Mike: How did you go about raising capital for Trover?

Jason: Trover was an interesting situation in that I got involved with a company that had an idea similar to Trover. They had raised capital already, but their concept was adjacent. It wasn’t exactly what Trover became. The company name was Travel Post, and they had raised about $9 million when I arrived on the scene about six months after they started. They decided to take Travel Post in a new direction and really refocus it on this Trover proposition. So I didn’t actually raise the capital for this one. I raised capital for Carbon Rally. This one was sort of pre-capitalized, but we re-started the company six months in with a new concept and a new focus. We changed the team and essentially restarted the company. But the funding is a bit unique in that the funding was already existing from a previous venture.

Mike: What words of wisdom do you have for other entrepreneurs or small business owners that are looking to get something out there?

Jason: Try to get something in front of a customer as quickly as possible and do a really simple version of whatever it is that you’re thinking about. Start with PowerPoint, mock it up, and just start sitting down and engaging with people about the idea. Just iterate it as quickly as possible with feedback. Don’t spend six months developing your idea before you show it to somebody. Be wide open with it. Don’t worry too much about people stealing your idea. Just get feedback from the smart people that understand the market or understand the need you’re targeting.

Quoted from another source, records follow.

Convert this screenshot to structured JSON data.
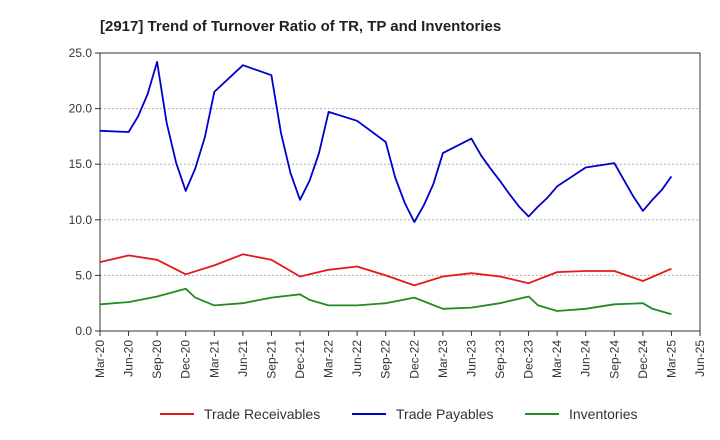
{
  "chart_data": {
    "type": "line",
    "title": "[2917]  Trend of Turnover Ratio of TR, TP and Inventories",
    "xlabel": "",
    "ylabel": "",
    "ylim": [
      0,
      25
    ],
    "y_ticks": [
      "0.0",
      "5.0",
      "10.0",
      "15.0",
      "20.0",
      "25.0"
    ],
    "x_ticks": [
      "Mar-20",
      "Jun-20",
      "Sep-20",
      "Dec-20",
      "Mar-21",
      "Jun-21",
      "Sep-21",
      "Dec-21",
      "Mar-22",
      "Jun-22",
      "Sep-22",
      "Dec-22",
      "Mar-23",
      "Jun-23",
      "Sep-23",
      "Dec-23",
      "Mar-24",
      "Jun-24",
      "Sep-24",
      "Dec-24",
      "Mar-25",
      "Jun-25"
    ],
    "grid": "horizontal-dotted",
    "legend_position": "bottom",
    "x": [
      "Mar-20",
      "Jun-20",
      "Jul-20",
      "Aug-20",
      "Sep-20",
      "Oct-20",
      "Nov-20",
      "Dec-20",
      "Jan-21",
      "Feb-21",
      "Mar-21",
      "Jun-21",
      "Sep-21",
      "Oct-21",
      "Nov-21",
      "Dec-21",
      "Jan-22",
      "Feb-22",
      "Mar-22",
      "Jun-22",
      "Sep-22",
      "Oct-22",
      "Nov-22",
      "Dec-22",
      "Jan-23",
      "Feb-23",
      "Mar-23",
      "Jun-23",
      "Jul-23",
      "Aug-23",
      "Sep-23",
      "Oct-23",
      "Nov-23",
      "Dec-23",
      "Jan-24",
      "Feb-24",
      "Mar-24",
      "Jun-24",
      "Sep-24",
      "Oct-24",
      "Nov-24",
      "Dec-24",
      "Jan-25",
      "Feb-25",
      "Mar-25"
    ],
    "series": [
      {
        "name": "Trade Receivables",
        "color": "#e31a1c",
        "values": [
          6.2,
          6.8,
          null,
          null,
          6.4,
          null,
          null,
          5.1,
          null,
          null,
          5.9,
          6.9,
          6.4,
          null,
          null,
          4.9,
          null,
          null,
          5.5,
          5.8,
          5.0,
          null,
          null,
          4.1,
          null,
          null,
          4.9,
          5.2,
          null,
          null,
          4.9,
          null,
          null,
          4.3,
          null,
          null,
          5.3,
          5.4,
          5.4,
          null,
          null,
          4.5,
          null,
          null,
          5.6
        ]
      },
      {
        "name": "Trade Payables",
        "color": "#0000cc",
        "values": [
          18.0,
          17.9,
          19.3,
          21.3,
          24.2,
          18.7,
          15.1,
          12.6,
          14.6,
          17.4,
          21.5,
          23.9,
          23.0,
          17.8,
          14.2,
          11.8,
          13.5,
          16.0,
          19.7,
          18.9,
          17.0,
          13.8,
          11.5,
          9.8,
          11.3,
          13.2,
          16.0,
          17.3,
          15.8,
          14.6,
          13.5,
          12.3,
          11.2,
          10.3,
          11.2,
          12.0,
          13.0,
          14.7,
          15.1,
          13.6,
          12.1,
          10.8,
          11.8,
          12.7,
          13.9
        ]
      },
      {
        "name": "Inventories",
        "color": "#228b22",
        "values": [
          2.4,
          2.6,
          null,
          null,
          3.1,
          null,
          null,
          3.8,
          3.0,
          null,
          2.3,
          2.5,
          3.0,
          null,
          null,
          3.3,
          2.8,
          null,
          2.3,
          2.3,
          2.5,
          null,
          null,
          3.0,
          null,
          null,
          2.0,
          2.1,
          null,
          null,
          2.5,
          null,
          null,
          3.1,
          2.3,
          null,
          1.8,
          2.0,
          2.4,
          null,
          null,
          2.5,
          2.0,
          null,
          1.5
        ]
      }
    ]
  }
}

The second piece would be just keep it small. The opportunity for things to go off the tracks just magnify when you get a large team, and unless you’re laser locked on exactly what you want to do, keep the scale tight. You’ll know when you lock into it and then say, “Okay, we’re going to scale it.” So the first couple of months or eve n the first couple of years can be very, very backbreaking. You’re just going to be working with a tiny team and trying to do a lot. But the small team drives focus, and you’re only able to do a certain scope of things. I just find stay small as long as you can until you know for sure you’ve got something, and then raise some bigger capital.